En un rincón del mundo llamado Kuarapi, donde el tiempo parecía haber sido detenido, habitaban los monocordes y monocromos.
Eran seres de una sola nota y un solo color, que vibraban al unísono en una melodía de existencia. Su vida se regía por la simplicidad de sus elecciones y la uniformidad de sus pensamientos. Vestían siempre el mismo color gris. Eran conocidos por su amor a la libertad, que proclamaban con voces en cada esquina del pueblo.
Desde jóvenes, estos habían abrazado la idea de autonomía e independencia como un estándar. Se jactaban de no estar atados a las cadenas del matrimonio ni a las responsabilidades de la paternidad. “¿Por qué someterse?”, decían entre risas, mientras compartían copas en el bar local. La idea de formar una familia les parecía una trampa; preferían vivir en la ligereza del momento, disfrutando de noches interminables.
Con el paso del tiempo, la vida comenzó a cambiarles el color, poniéndoles melodías que no sabían cómo ajustar en sus estilos de vida.
A medida que cumplieron algunos 30, otros 40 años y los más 50 años, comenzaron a sentir síntomas de enfermedades que nunca imaginaron enfrentar, llegaron a vivir situaciones que creyeron que la vida no les entregaría. Un día cualquiera, uno de ellos fue diagnosticado con una enfermedad; el diagnóstico resonó como un eco en su mente: “¿Qué he hecho con mi vida?”. Este monocorde se encontró frente al espejo y vio no solo las arrugas, sino también el vacío existencial que había cultivado durante décadas.
Los otros pronto siguieron su ejemplo; cada uno se enfrentó a su propia batalla, tristezas que no sabían cómo sanar, rabias que parecían no tener sentido, angustias y miedos que se negaban a aceptar, pero que estaban allí.
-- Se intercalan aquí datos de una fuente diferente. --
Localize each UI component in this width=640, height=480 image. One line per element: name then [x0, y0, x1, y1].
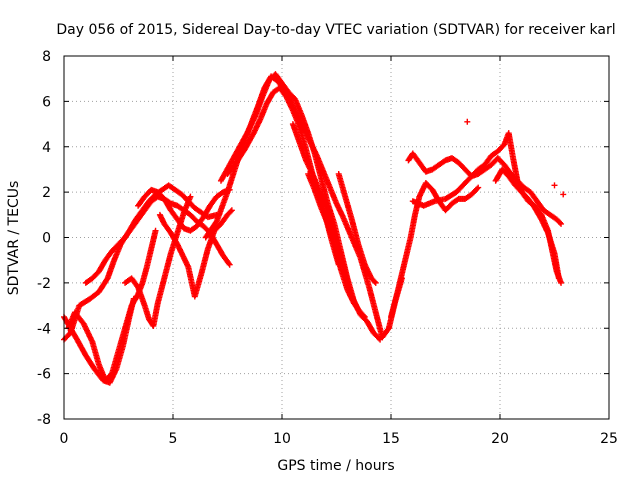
- y-tick-label: -2: [37, 276, 51, 292]
- series-track-9: [217, 71, 384, 343]
- x-tick-label: 25: [600, 431, 618, 447]
- y-tick-label: -6: [37, 367, 51, 383]
- data-point: [558, 220, 565, 227]
- data-point: [474, 185, 481, 192]
- series-track-17: [492, 166, 562, 282]
- y-tick-label: -8: [37, 412, 51, 428]
- data-point: [475, 184, 482, 191]
- x-tick-label: 0: [60, 431, 69, 447]
- data-point: [361, 313, 368, 320]
- series-track-13: [335, 170, 379, 286]
- series-track-7: [135, 186, 233, 234]
- data-points: [61, 71, 567, 386]
- y-axis-label: SDTVAR / TECUs: [6, 181, 22, 296]
- data-point: [558, 279, 565, 286]
- data-point: [384, 326, 391, 333]
- data-point: [555, 275, 562, 282]
- data-point: [376, 335, 383, 342]
- y-tick-label: 8: [42, 49, 51, 65]
- y-tick-label: 0: [42, 231, 51, 247]
- series-track-11: [289, 121, 368, 320]
- data-point: [360, 312, 367, 319]
- axis-ticks: 0 5 10 15 20 25 -8 -6 -4 -2 0 2 4 6 8: [37, 49, 618, 447]
- data-point: [356, 308, 363, 315]
- chart-title: Day 056 of 2015, Sidereal Day-to-day VTE…: [56, 22, 615, 38]
- data-point: [372, 279, 379, 286]
- data-point: [371, 278, 378, 285]
- series-track-3: [65, 227, 159, 384]
- x-tick-label: 5: [169, 431, 178, 447]
- outlier-point: [560, 191, 567, 198]
- data-point: [227, 208, 234, 215]
- x-tick-label: 15: [382, 431, 400, 447]
- data-point: [357, 309, 364, 316]
- y-tick-label: -4: [37, 321, 51, 337]
- y-tick-label: 2: [42, 185, 51, 201]
- data-point: [225, 260, 232, 267]
- data-point: [377, 336, 384, 343]
- data-point: [228, 207, 235, 214]
- x-tick-label: 10: [273, 431, 291, 447]
- y-tick-label: 6: [42, 94, 51, 110]
- series-track-5: [122, 193, 194, 329]
- x-axis-label: GPS time / hours: [277, 458, 394, 474]
- data-point: [226, 261, 233, 268]
- x-tick-label: 20: [491, 431, 509, 447]
- data-point: [187, 193, 194, 200]
- y-tick-label: 4: [42, 140, 51, 156]
- data-point: [556, 219, 563, 226]
- outlier-point: [551, 182, 558, 189]
- outlier-point: [464, 118, 471, 125]
- series-track-12: [305, 170, 364, 316]
- data-point: [152, 227, 159, 234]
- series-track-6: [156, 207, 235, 300]
- series-track-14: [388, 180, 482, 320]
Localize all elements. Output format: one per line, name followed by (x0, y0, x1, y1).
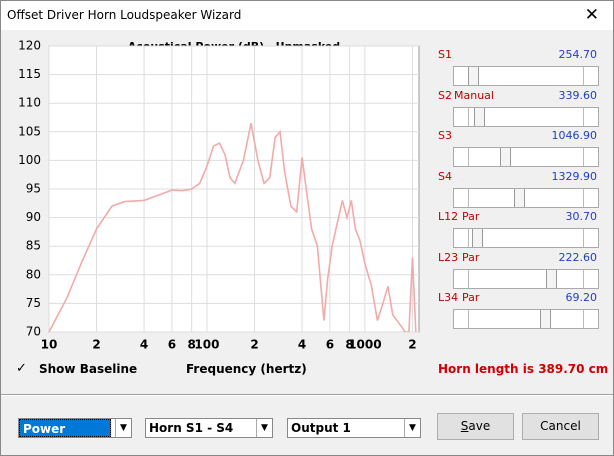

Era un desgaste emocional acumulado por años de evasión.
En esos momentos críticos, comenzaron a cuestionar sus elecciones pasadas y se convirtió en un catalizador para la reflexión profunda. En medio del sufrimiento físico y emocional, los monocordes empezaron a buscar aquello que tanto rechazaron y llegaron a despreciar.
Las noches antes, cortas y breves, ahora se volvían largas y eternas en la inmovilidad de una cama y en el ir y venir en sus casas vacías. Los días antes, llenos de risas vacías, ahora estaban impregnados de lágrimas.
Al final, entre monocordes y monocromos solo quedó el color negro y el silencio como nota.
Between monochords and monochromes
In a corner of the world called Kuarapi, where time seemed to have stopped, lived the monochords and monochromes.
They were beings of a single note and a single color, vibrating in unison in a melody of existence. Their life was governed by the simplicity of their choices and the uniformity of their thoughts. They always wore the same gray color. They were known for their love of freedom, which they proclaimed with voices in every corner of the village.
From a young age, they had embraced the idea of autonomy and independence as a standard. They boasted of not being bound by the chains of marriage or the responsibilities of parenthood. “Why submit?” they would say with a chuckle, as they shared drinks at the local bar. The idea of starting a family seemed like a trap to them; they preferred to live in the lightness of the moment, enjoying endless nights.
As time went by, life began to change its color on them, putting them to tunes they didn't know how to fit into their lifestyles.
As some turned 30, others 40 and the most 50 years old, they began to feel symptoms of diseases they never imagined they would face, they came to live situations they thought life would not give them. One day, one of them was diagnosed with an illness; the diagnosis echoed in his mind: “What have I done with my life? This monochord found himself in front of the mirror and saw not only the wrinkles, but also the existential void he had cultivated for decades.
The others soon followed suit; each faced their own battle, sadnesses they didn't know how to heal, rages that seemed meaningless, anxieties and fears they refused to accept, but which were there. It was an emotional toll accumulated from years of avoidance.
In those critical moments, they began to question their past choices and it became a catalyst for deep reflection. In the midst of physical and emotional suffering, the monochordes began to search for that which they so rejected and came to despise.
The nights before, short and brief, now became long and eternal in the immobility of a bed and in the coming and going in their empty houses. The days before, full of empty laughter, were now impregnated with tears.
In the end, between monochrome and monochrome, only the color black and silence remained as a note.